Le Mahâbhârata (traduction Ballin)/Volume 1/Chap23

La bibliothèque libre.
Traduction par Ballin, L..
Paris E. Leroux (1p. 147-153).


CHAPITRE XXIII


COMBAT GÉNÉRAL


Argument : Douryodhana rallie ses soldats. Grande bataille. Exploits de Dharmarâja. Douryodhana envoie sept cents chars contre lui. Çikhandin secourt Youdhishthira. Présages funestes. Combat. Fuite des Kourouides. Çakouni les rallie et attaque l'arrière-garde Pândouide. Youdhishthira envoie Sahadeva contre lui. Combat de Sahadeva et de ses troupes contre Çakouni et les siens qui sont battus.


1179. Sañjaya dit : Un combat terrible, formidable, ayant lieu ainsi, l’armée de ton fils y fut taillée en pièces par les Pândouides :

1180. Cependant, ton fils, au moyen d’efforts énergiques, ayant arrêté (la fuite des) grands guerriers, combattit l’armée des fils de Pândou.
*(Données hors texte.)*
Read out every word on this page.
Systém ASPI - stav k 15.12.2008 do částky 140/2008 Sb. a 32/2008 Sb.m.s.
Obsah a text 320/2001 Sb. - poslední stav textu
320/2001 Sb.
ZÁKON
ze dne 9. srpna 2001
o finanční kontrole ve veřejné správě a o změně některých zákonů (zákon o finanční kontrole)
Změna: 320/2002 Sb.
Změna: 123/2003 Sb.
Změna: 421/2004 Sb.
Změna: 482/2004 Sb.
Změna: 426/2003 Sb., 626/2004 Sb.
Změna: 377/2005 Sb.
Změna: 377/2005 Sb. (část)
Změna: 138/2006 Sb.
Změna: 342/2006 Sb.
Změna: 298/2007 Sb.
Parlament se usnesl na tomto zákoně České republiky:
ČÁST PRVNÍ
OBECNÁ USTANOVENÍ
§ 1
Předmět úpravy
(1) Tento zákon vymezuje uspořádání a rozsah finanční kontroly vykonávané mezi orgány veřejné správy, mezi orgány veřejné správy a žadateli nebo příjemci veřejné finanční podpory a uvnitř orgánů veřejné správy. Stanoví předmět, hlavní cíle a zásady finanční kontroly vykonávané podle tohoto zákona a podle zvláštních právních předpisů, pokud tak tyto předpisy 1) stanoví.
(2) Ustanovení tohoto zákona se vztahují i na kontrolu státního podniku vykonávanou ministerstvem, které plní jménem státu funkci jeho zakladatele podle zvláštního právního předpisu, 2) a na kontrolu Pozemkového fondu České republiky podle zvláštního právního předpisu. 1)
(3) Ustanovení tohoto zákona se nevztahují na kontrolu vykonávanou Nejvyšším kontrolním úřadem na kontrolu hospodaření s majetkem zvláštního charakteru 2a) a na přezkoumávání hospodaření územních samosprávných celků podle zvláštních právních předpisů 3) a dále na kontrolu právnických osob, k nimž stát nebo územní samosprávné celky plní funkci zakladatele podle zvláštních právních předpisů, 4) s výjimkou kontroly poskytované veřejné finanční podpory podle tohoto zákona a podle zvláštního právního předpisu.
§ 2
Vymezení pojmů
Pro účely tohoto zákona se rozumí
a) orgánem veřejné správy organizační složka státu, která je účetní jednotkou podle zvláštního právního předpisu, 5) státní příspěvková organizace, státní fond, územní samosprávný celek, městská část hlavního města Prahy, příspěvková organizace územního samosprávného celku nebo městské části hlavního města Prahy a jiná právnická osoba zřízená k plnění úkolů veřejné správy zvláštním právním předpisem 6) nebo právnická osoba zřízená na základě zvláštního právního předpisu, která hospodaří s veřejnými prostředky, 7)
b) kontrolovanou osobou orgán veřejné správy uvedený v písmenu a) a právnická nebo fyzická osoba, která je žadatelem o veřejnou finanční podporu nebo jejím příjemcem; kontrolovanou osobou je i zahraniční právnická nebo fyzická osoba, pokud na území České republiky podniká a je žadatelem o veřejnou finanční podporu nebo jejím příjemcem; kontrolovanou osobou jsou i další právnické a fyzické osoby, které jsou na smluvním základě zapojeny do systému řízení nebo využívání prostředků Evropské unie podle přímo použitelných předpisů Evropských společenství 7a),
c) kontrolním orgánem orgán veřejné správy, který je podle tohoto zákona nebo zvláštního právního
1181. Les soldats retournèrent précipitamment au combat, désireux (de voir) ton fils (remporter) la victoire. Dès qu’ils se furent retournés, le combat fut très violent,

1182. Entre les tiens et les ennemis, et semblable à celui des dieux contre les asouras. Ni dans ton armée, ni parmi les ennemis, personne ne tourna le dos.

1183. (Les guerriers des deux partis) combattaient les uns contre les autres, (en se reconnaissant) d’après les conclusions (qu’ils tiraient des diverses circonstances), et d’après (renonciation) des noms (qu’ils entendaient prononcer). Il se fit une grande destruction de ces (soldats), qui se combattaient mutuellement.

1184. Alors le roi Youdhishthira, animé d’une grande colère, désirant vaincre dans le combat les Dhritarâshtrides avec leur roi,

1185. Après avoir atteint le Çaratvatide de trois (flèches) aiguisées sur la pierre et à l’extrémité postérieure dorée, tua de quatre nârâcas les chevaux de Kritavarman.

1186. Mais Açvatthâmam emmena le glorieux fils de Hridikâ, et le Çaratvatide blessa Youdhishthira de huit traits .

1187. Alors le roi Douryodhana envoya sept cents chars à (l’endroit du) combat, où (se trouvait) le roi Youdhishthira Dharmapoutra.

1188. Rapides comme le vent ou la pensée, les chars munis de leurs guerriers accoururent au combat contre le char du fils de Kountî.

1189. Ayant environné de toutes parts Youdhishthira, ils rendirent par (la multitude de) leurs flèches, le soleil invisible, comme (si) des nuages (l’eussent caché).

1190. Les chars (des ennemis) ayant Çikhandin à leur tête, exaspérés à la vue de Dharmaràja réduit à cette (extrémité) par les Kourouides, ne supportèrent pas (patiemment ce spectacle).

1191. (Les guerriers) pourvus de chars (attelés) d’excellents chevaux, couverts de multitudes de clochettes, vinrent protéger Youdhishthira, fils de Kountî.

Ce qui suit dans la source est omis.